Over drinks the other night, a close friend told me that he was at a party recently where my name was the center of discussion. It was kids from my conservative Christian college, and he told me that some of them had really nice things to say. Others, not so much.

 

I heard again, last night, from another close friend, that people had been asking him more and more frequently if it’s true, if Ben Moberg is really gay. I gave my people permission to tell the truth long ago, so he did and I suppose these people told others who told others who told others.

 

And this is what coming out is: relinquishing control; trading your former, staged reputation for the real one, and then letting it out into an unpredictable world. A world that can love you or leave you. You can speak your truth to it, but you never know what will come boomeranging back. When you give up control, anything could happen.

 

But if you’re an evangelical, then you could probably guess what will. Here, coming out is seen as an act of leaving, of tossing away your faith, your cross to carry, and despite the fact that you’re still physically here, still spiritually strong, plenty will dismiss your life as if it were a tainted memory, a wrong turn, a deviant gone astray.

 

I remember in my own closet days when some classmate would come out and the kids in youth group descended like a pack of hyenas. Gossiped and gossiped like charismatics talking in tongues. Faces became contorted amongst the guys, who would then fake throw up, and the girls would get sad, say it was such a shame this person was disappearing into the darkness. And then, inevitably, someone would say, do you think there’s anyone else? And my face would flush, throat would dry up, and an acute realization would hit me that one day, they’d all be talking about me.

 

And so… Here we are.

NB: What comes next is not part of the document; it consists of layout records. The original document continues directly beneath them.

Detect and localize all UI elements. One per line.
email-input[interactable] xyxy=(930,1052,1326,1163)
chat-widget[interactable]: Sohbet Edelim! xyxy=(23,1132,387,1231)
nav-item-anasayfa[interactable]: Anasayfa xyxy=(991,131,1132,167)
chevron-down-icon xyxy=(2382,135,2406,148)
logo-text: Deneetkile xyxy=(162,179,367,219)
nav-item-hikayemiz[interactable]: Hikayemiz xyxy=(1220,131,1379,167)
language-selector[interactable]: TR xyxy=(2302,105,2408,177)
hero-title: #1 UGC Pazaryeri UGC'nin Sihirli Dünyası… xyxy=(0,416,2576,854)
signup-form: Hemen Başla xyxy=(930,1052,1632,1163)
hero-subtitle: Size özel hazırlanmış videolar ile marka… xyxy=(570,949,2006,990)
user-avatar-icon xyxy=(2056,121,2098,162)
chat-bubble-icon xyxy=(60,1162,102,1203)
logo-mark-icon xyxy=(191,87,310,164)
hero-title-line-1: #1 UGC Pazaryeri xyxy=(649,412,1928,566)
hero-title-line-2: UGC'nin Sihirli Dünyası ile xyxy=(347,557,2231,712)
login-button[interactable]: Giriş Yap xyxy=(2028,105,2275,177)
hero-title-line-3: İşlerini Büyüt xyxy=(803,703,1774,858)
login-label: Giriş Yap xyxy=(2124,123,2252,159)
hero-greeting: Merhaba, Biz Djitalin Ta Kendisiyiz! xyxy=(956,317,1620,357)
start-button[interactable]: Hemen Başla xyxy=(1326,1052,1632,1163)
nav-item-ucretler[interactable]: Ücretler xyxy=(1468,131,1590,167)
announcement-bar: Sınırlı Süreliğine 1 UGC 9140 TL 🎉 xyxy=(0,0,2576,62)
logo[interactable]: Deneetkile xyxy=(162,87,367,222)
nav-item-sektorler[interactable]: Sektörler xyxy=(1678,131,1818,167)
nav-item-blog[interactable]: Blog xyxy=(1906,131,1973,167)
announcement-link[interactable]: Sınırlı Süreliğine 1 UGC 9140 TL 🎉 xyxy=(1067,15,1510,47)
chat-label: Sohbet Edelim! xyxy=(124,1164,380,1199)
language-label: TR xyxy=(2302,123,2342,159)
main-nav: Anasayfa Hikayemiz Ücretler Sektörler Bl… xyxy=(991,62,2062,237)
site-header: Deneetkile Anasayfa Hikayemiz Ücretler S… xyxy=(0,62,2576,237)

It’s happened and I’m all the way out and people are talking about me without me. In my head, I thought I’d be breaking out of dodge by now. I thought I’d be running away.

 

And I think it’s because for a long time I’ve clutched at my closet like a shield between the world and I. A brace keeping me from really moving forward. And it’s only now, with my story streaming through all this conversation, all this gossip, making people turn and reflect and think about me, can I see how brave I have become.

 

Every step taken out has shaped me. It has made me daring and sharp, more sure of myself and my ability to walk even there. In this place where everyone in my world knows and I should be a bit on edge, a bit anxious, making a dive beneath the blankets to cover myself up, I am seeing just how much coming out has changed me.

 

It started with a crumpled up note passed across a room, to a crawl into my parents bed, to pulling over the car and saying it straight out to a friend, and what I am learning about bravery is that you have to grow it. You have to face this unpredictable world and know that you are strong enough to not look away. Alive enough to run right into it.